Oil prices declined in Asian markets on Monday, continuing a downward trend following August losses, as investors appeared less concerned about immediate supply disruptions from potential secondary sanctions on Russian crude. Attention shifted instead to new Chinese factory data for indications of demand.

At 23:01 ET (03:01 GMT), Brent crude for October delivery fell 0.4% to $67.21 per barrel, while West Texas Intermediate (WTI) crude also declined 0.4%, settling at $63.78 per barrel. Both benchmarks recorded drops of more than 7% during August, pressured by concerns over oversupply amid steady OPEC+ production increases.

Market Shows Little Reaction to Russian Supply Sanction Risks

Hopes for a Russia-Ukraine peace deal have waned following U.S. President Donald Trump’s call last month for Ukrainian President Volodymyr Zelenskyy and Russian President Vladimir Putin to hold direct talks before considering a trilateral summit in Washington. Despite this, worries about potential sanctions on Russian oil buyers have eased.

“Oil prices settled lower last week despite growing European calls for secondary sanctions on buyers of Russian oil and gas.
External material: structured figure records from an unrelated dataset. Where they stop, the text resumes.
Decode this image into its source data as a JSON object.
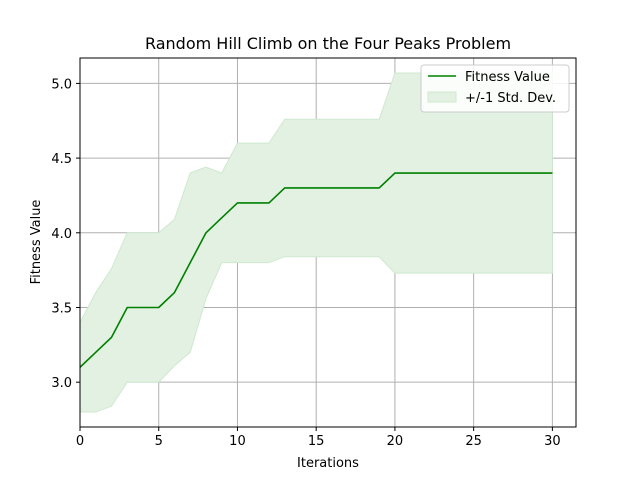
{
  "chart_data": {
    "type": "line",
    "title": "Random Hill Climb on the Four Peaks Problem",
    "xlabel": "Iterations",
    "ylabel": "Fitness Value",
    "xlim": [
      0,
      31.5
    ],
    "ylim": [
      2.7,
      5.17
    ],
    "xticks": [
      0,
      5,
      10,
      15,
      20,
      25,
      30
    ],
    "yticks": [
      3.0,
      3.5,
      4.0,
      4.5,
      5.0
    ],
    "xtick_labels": [
      "0",
      "5",
      "10",
      "15",
      "20",
      "25",
      "30"
    ],
    "ytick_labels": [
      "3.0",
      "3.5",
      "4.0",
      "4.5",
      "5.0"
    ],
    "grid": true,
    "legend_position": "top-right",
    "colors": {
      "line": "#008000",
      "band_fill": "#e2f1e2",
      "band_edge": "#cfe8cf",
      "grid": "#b0b0b0"
    },
    "series": [
      {
        "name": "Fitness Value",
        "x": [
          0,
          1,
          2,
          3,
          4,
          5,
          6,
          7,
          8,
          9,
          10,
          11,
          12,
          13,
          14,
          15,
          16,
          17,
          18,
          19,
          20,
          21,
          22,
          23,
          24,
          25,
          26,
          27,
          28,
          29,
          30
        ],
        "values": [
          3.1,
          3.2,
          3.3,
          3.5,
          3.5,
          3.5,
          3.6,
          3.8,
          4.0,
          4.1,
          4.2,
          4.2,
          4.2,
          4.3,
          4.3,
          4.3,
          4.3,
          4.3,
          4.3,
          4.3,
          4.4,
          4.4,
          4.4,
          4.4,
          4.4,
          4.4,
          4.4,
          4.4,
          4.4,
          4.4,
          4.4
        ]
      }
    ],
    "band": {
      "name": "+/-1 Std. Dev.",
      "x": [
        0,
        1,
        2,
        3,
        4,
        5,
        6,
        7,
        8,
        9,
        10,
        11,
        12,
        13,
        14,
        15,
        16,
        17,
        18,
        19,
        20,
        21,
        22,
        23,
        24,
        25,
        26,
        27,
        28,
        29,
        30
      ],
      "lower": [
        2.8,
        2.8,
        2.84,
        3.0,
        3.0,
        3.0,
        3.11,
        3.2,
        3.56,
        3.8,
        3.8,
        3.8,
        3.8,
        3.84,
        3.84,
        3.84,
        3.84,
        3.84,
        3.84,
        3.84,
        3.73,
        3.73,
        3.73,
        3.73,
        3.73,
        3.73,
        3.73,
        3.73,
        3.73,
        3.73,
        3.73
      ],
      "upper": [
        3.4,
        3.6,
        3.76,
        4.0,
        4.0,
        4.0,
        4.09,
        4.4,
        4.44,
        4.4,
        4.6,
        4.6,
        4.6,
        4.76,
        4.76,
        4.76,
        4.76,
        4.76,
        4.76,
        4.76,
        5.07,
        5.07,
        5.07,
        5.07,
        5.07,
        5.07,
        5.07,
        5.07,
        5.07,
        5.07,
        5.07
      ]
    }
  }
}
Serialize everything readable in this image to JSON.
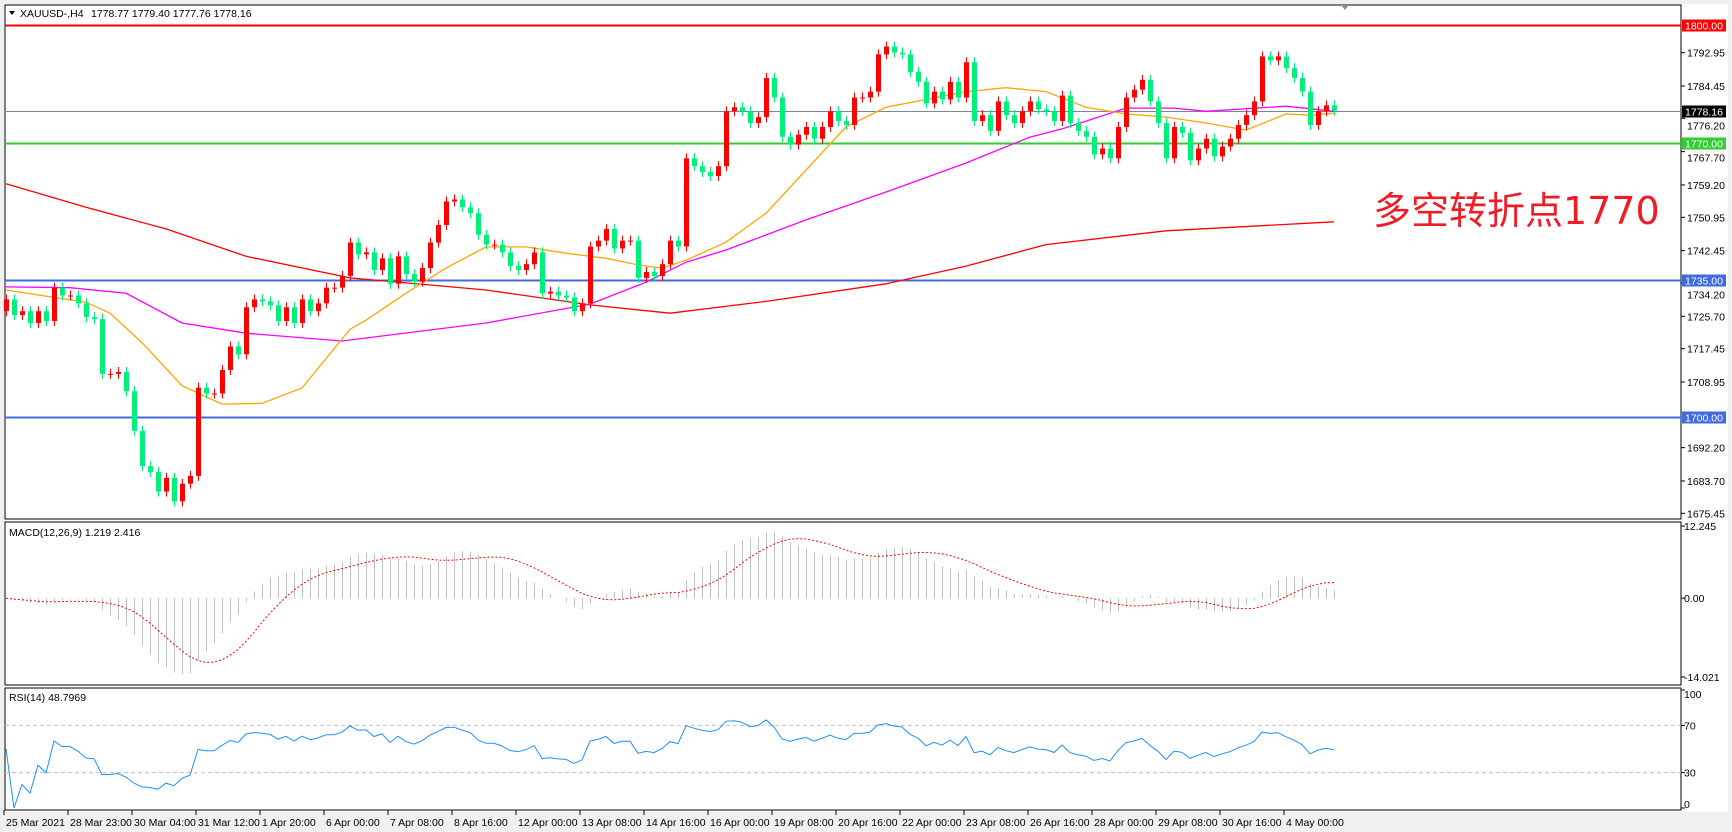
{
  "header": {
    "symbol": "XAUUSD-,H4",
    "ohlc": "1778.77 1779.40 1777.76 1778.16",
    "menu_icon": "triangle-down-icon"
  },
  "annotation": "多空转折点1770",
  "chart_data": [
    {
      "type": "candlestick",
      "panel": "price",
      "bull_color": "#FF0000",
      "bear_color": "#00F07A",
      "first_open": 1727,
      "closes": [
        1730,
        1726,
        1727,
        1724,
        1727,
        1724.5,
        1733,
        1731,
        1731,
        1729,
        1725.5,
        1725,
        1711,
        1711,
        1711.5,
        1706.6,
        1696.5,
        1687.5,
        1686,
        1681,
        1684.5,
        1678.5,
        1683,
        1685,
        1707.5,
        1706,
        1706,
        1712,
        1718,
        1716,
        1728,
        1730,
        1729.5,
        1728.5,
        1724.5,
        1728,
        1724,
        1730,
        1727,
        1729,
        1733,
        1733,
        1736,
        1744.5,
        1741.5,
        1742,
        1737.5,
        1740.5,
        1734,
        1741,
        1736.5,
        1734.5,
        1738,
        1744.5,
        1749,
        1755,
        1755.5,
        1753.5,
        1752,
        1746.5,
        1744,
        1744,
        1742,
        1738.5,
        1737.5,
        1739,
        1742,
        1731.5,
        1732,
        1731,
        1730.5,
        1727,
        1729,
        1743.5,
        1745,
        1748,
        1743,
        1745,
        1745,
        1735.5,
        1737,
        1736,
        1739,
        1745,
        1743.5,
        1766,
        1764,
        1762.5,
        1761.5,
        1764,
        1778,
        1779,
        1778,
        1775,
        1776.5,
        1786.5,
        1781.5,
        1771.5,
        1769.5,
        1772,
        1774,
        1771,
        1774,
        1778,
        1775.5,
        1774.5,
        1781.5,
        1781.5,
        1783,
        1792.5,
        1794.5,
        1793,
        1792.5,
        1788,
        1785.5,
        1780,
        1783,
        1781,
        1785.5,
        1781.5,
        1790.5,
        1775.5,
        1777,
        1773,
        1780.5,
        1777,
        1775,
        1778,
        1780.5,
        1778.5,
        1778,
        1775.5,
        1782,
        1775,
        1773,
        1771.5,
        1767,
        1768.5,
        1766,
        1774,
        1781.5,
        1783.5,
        1786,
        1780.5,
        1775,
        1766,
        1774,
        1772.5,
        1765.5,
        1768.5,
        1771,
        1766.5,
        1769,
        1771,
        1774.5,
        1777,
        1780.5,
        1792,
        1791,
        1792,
        1789,
        1786.5,
        1783,
        1774.5,
        1778,
        1779.5,
        1778.16
      ],
      "ylim": [
        1674,
        1805.1
      ],
      "y_ticks": [
        "1792.95",
        "1784.45",
        "1776.20",
        "1767.70",
        "1759.20",
        "1750.95",
        "1742.45",
        "1734.20",
        "1725.70",
        "1717.45",
        "1708.95",
        "1692.20",
        "1683.70",
        "1675.45"
      ],
      "levels": [
        {
          "value": 1800,
          "label": "1800.00",
          "color": "#FF0000"
        },
        {
          "value": 1778.16,
          "label": "1778.16",
          "color": "#778899",
          "label_bg": "#000000"
        },
        {
          "value": 1770,
          "label": "1770.00",
          "color": "#32CD32"
        },
        {
          "value": 1735,
          "label": "1735.00",
          "color": "#4169E1"
        },
        {
          "value": 1700,
          "label": "1700.00",
          "color": "#4169E1"
        }
      ],
      "moving_averages": [
        {
          "color": "#FF0000",
          "points": [
            [
              0,
              1759.5
            ],
            [
              10,
              1753.5
            ],
            [
              20,
              1748
            ],
            [
              30,
              1741
            ],
            [
              43,
              1735.5
            ],
            [
              60,
              1732.4
            ],
            [
              73,
              1728.6
            ],
            [
              83,
              1726.5
            ],
            [
              95,
              1729.5
            ],
            [
              110,
              1734
            ],
            [
              120,
              1738.5
            ],
            [
              130,
              1744
            ],
            [
              145,
              1747.5
            ],
            [
              166,
              1749.8
            ]
          ]
        },
        {
          "color": "#FF00FF",
          "points": [
            [
              0,
              1733.2
            ],
            [
              8,
              1733
            ],
            [
              15,
              1731.6
            ],
            [
              22,
              1724
            ],
            [
              30,
              1721.4
            ],
            [
              42,
              1719.4
            ],
            [
              60,
              1724
            ],
            [
              73,
              1728.8
            ],
            [
              80,
              1734.4
            ],
            [
              85,
              1739.5
            ],
            [
              90,
              1742.6
            ],
            [
              100,
              1750.3
            ],
            [
              110,
              1757.4
            ],
            [
              120,
              1764.8
            ],
            [
              128,
              1771.4
            ],
            [
              132,
              1773.5
            ],
            [
              140,
              1778.8
            ],
            [
              146,
              1778.8
            ],
            [
              150,
              1778
            ],
            [
              160,
              1779.3
            ],
            [
              166,
              1778
            ]
          ]
        },
        {
          "color": "#FFA500",
          "points": [
            [
              0,
              1732.4
            ],
            [
              10,
              1729.3
            ],
            [
              13,
              1726.5
            ],
            [
              17,
              1719
            ],
            [
              22,
              1708
            ],
            [
              27,
              1703.3
            ],
            [
              32,
              1703.5
            ],
            [
              37,
              1707.4
            ],
            [
              43,
              1722.4
            ],
            [
              45,
              1724.7
            ],
            [
              50,
              1731.6
            ],
            [
              55,
              1738
            ],
            [
              60,
              1743.4
            ],
            [
              65,
              1743.4
            ],
            [
              70,
              1741.8
            ],
            [
              75,
              1740.5
            ],
            [
              79,
              1738.8
            ],
            [
              82,
              1738
            ],
            [
              85,
              1740
            ],
            [
              90,
              1744.6
            ],
            [
              95,
              1752
            ],
            [
              100,
              1763
            ],
            [
              105,
              1774
            ],
            [
              110,
              1779
            ],
            [
              115,
              1781
            ],
            [
              120,
              1783
            ],
            [
              125,
              1784
            ],
            [
              130,
              1783
            ],
            [
              135,
              1779
            ],
            [
              140,
              1777.3
            ],
            [
              145,
              1776.5
            ],
            [
              150,
              1775
            ],
            [
              155,
              1773.2
            ],
            [
              160,
              1777.3
            ],
            [
              163,
              1777
            ],
            [
              166,
              1777.5
            ]
          ]
        }
      ],
      "x_labels": [
        "25 Mar 2021",
        "28 Mar 23:00",
        "30 Mar 04:00",
        "31 Mar 12:00",
        "1 Apr 20:00",
        "6 Apr 00:00",
        "7 Apr 08:00",
        "8 Apr 16:00",
        "12 Apr 00:00",
        "13 Apr 08:00",
        "14 Apr 16:00",
        "16 Apr 00:00",
        "19 Apr 08:00",
        "20 Apr 16:00",
        "22 Apr 00:00",
        "23 Apr 08:00",
        "26 Apr 16:00",
        "28 Apr 00:00",
        "29 Apr 08:00",
        "30 Apr 16:00",
        "4 May 00:00"
      ]
    },
    {
      "type": "bar",
      "panel": "macd",
      "title": "MACD(12,26,9) 1.219 2.416",
      "params": [
        12,
        26,
        9
      ],
      "histogram_color": "#C0C0C0",
      "signal_color": "#FF0000",
      "ylim": [
        -14.021,
        12.245
      ],
      "y_ticks": [
        "12.245",
        "0.00",
        "-14.021"
      ]
    },
    {
      "type": "line",
      "panel": "rsi",
      "title": "RSI(14) 48.7969",
      "period": 14,
      "color": "#1E90FF",
      "ylim": [
        0,
        100
      ],
      "levels": [
        70,
        30
      ],
      "y_ticks": [
        "100",
        "70",
        "30",
        "0"
      ]
    }
  ]
}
The mild reaction may suggest the market is becoming increasingly numb towards sanction risks,” ING analysts said in a note.

“And that to be effective, sanctions would likely need US backing. Up until now, the US has only imposed secondary tariffs on India for its purchases of Russian oil, not other key players like China,” they added.

In connection with India’s continued purchases of Russian crude, an additional 25% U.S. tariff on Indian imports came into effect last week, doubling the total duty to 50% as of August 27.

Traders Weigh Demand Outlook; China PMI in Focus

Seasonal trends are also under scrutiny, with U.S. fuel consumption expected to ease as the summer driving season winds down. Rising OPEC+ output in the coming months may increase supply further, potentially boosting inventories if economic growth remains slow.

Demand projections remain mixed following contrasting economic readings from China. The official manufacturing purchasing managers’ index (PMI) showed a contraction in August, while a private RatigDog survey indicated that factory activity rebounded at the fastest pace in five months.